Lot 514
William Goodridge Roberts, RCA, OSA (1904-1974), Canadian
Additional Images
Provenance:
Sotheby's, Toronto, ON, 8 Nov 1988, lot 202, as Laurentian Landscape;
Private Collection, London, ON
Note:
The Laurentians and the Eastern Townships in Quebec, Georgian Bay in Ontario and the shores of the St. John River near Fredericton in New Brunswick were the favourite painting locations for Roberts. In contrast to the autumnal hues typically favoured by the Group of Seven, Roberts preferred to paint the landscape’s intense greens and blues during the summer, when they were at their most vivid. When painting, Roberts would settle himself into a spot and work until his painting was complete, never reworking or completing a painting once he had returned to the studio.

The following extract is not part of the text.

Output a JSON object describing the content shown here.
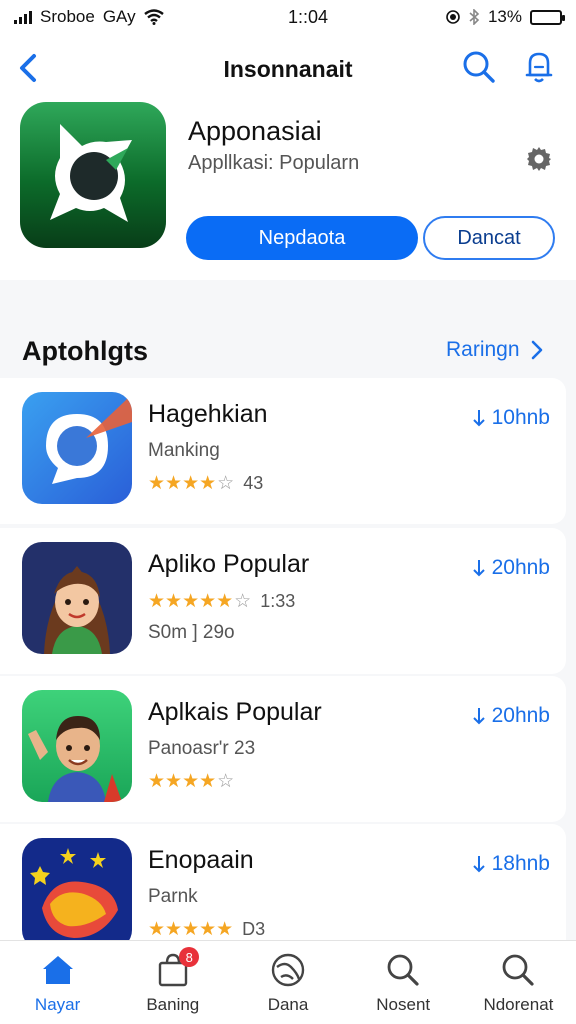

On his method, Roberts explained: “I would go forth without, if possible, having any preconceived idea of what I was going to do. I would just start off and when I would go out to paint I would be extremely keyed up, tense, almost conscious of the feeling of uneasiness and the fear that I might fail to get something, but at the same time, not wanting to go out with the intention of finding some particular thing, just hoping that I would be struck by something that had possibilities for me. That might be nothing but a fairly rocky bit of hillside. I do feel that it has been through not feeling complacent, not feeling that I can take all this very easily and lightly, that any good picture that I've done has been accomplished.” [1]
[1] Excerpted from transcripts of an audiotaped interview with Alfred Pinsky, 1966 cited in Goodridge Roberts: Paintings from the 1950s and 60s. Exhibition catalogue. (Toronto: Art Gallery of Ontario, 1980), 12.